Potassium - Potassium levels in pets with IBD often drop too low as a result of diarrhoea. This can cause secondary issues such as weakness, muscle wastage, vomiting or nausea. VetChef recipes for IBD (in combination with the VetChef IBD Supplement) are designed to provide higher than usual levels of potassium. Green vegetables, potatoes and whole grains are all good sources.

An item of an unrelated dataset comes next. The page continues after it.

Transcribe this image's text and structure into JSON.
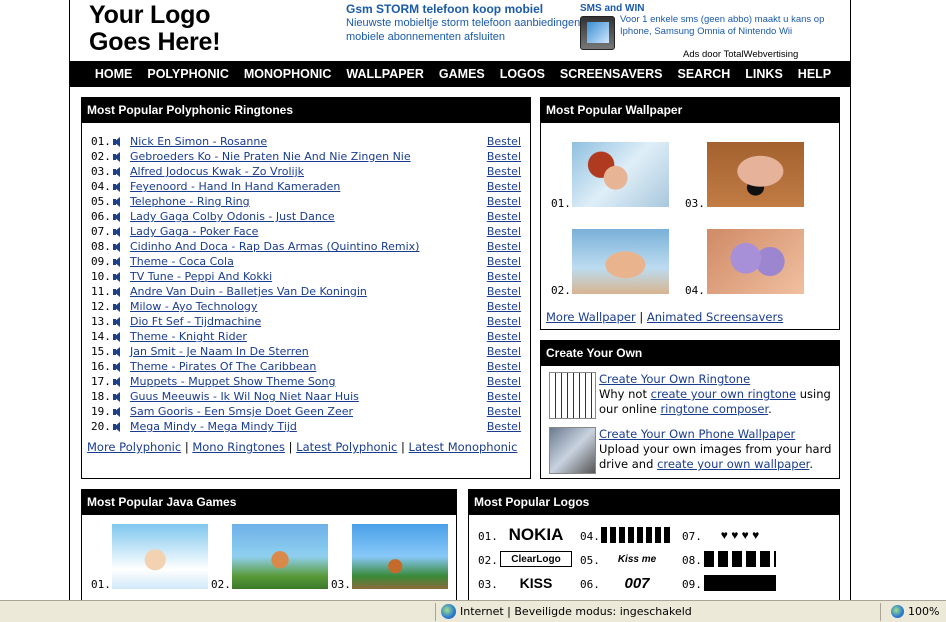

Other B Vitamins - Pets with IBD have often been tested for B12 and Folate deficiency and are supplemented accordingly but other B vitamins are often low due to poor food intakes and reduced gut absorption. Deficiencies in other water-soluble B vitamins (e.g. Thiamine) can affect appetite and reduce food intakes further, thereby exacerbating weight loss and deterioration. For this reason it is important to provide higher levels of all water-soluble B vitamins. All balanced VetChef recipes intended for IBD account for this.
Nutrient Summary - IBD
High-Digestibility Ingredients only Protein: >25%DM
Fibre: Adjust to effect
Zinc: 2-3 x Recommended Allowance
Omega 3: EPA+DHA - Total >50mg/kg
B12 and Folate supplemented to correct blood levels
Other B Vitamins: Supplemented to higher than minimum level
What is the prognosis?
Once the diagnosis is confirmed and treatment instigated, some pets will be easier to manage than others. Some will remain on the appropriate diet or drugs for life, although alterations may be made over time. A challenging condition may require frequent alterations to medication or diet as the syndrome changes or progresses. Sometimes a dog will be able to stop drugs completely if the dietary management is effective enough.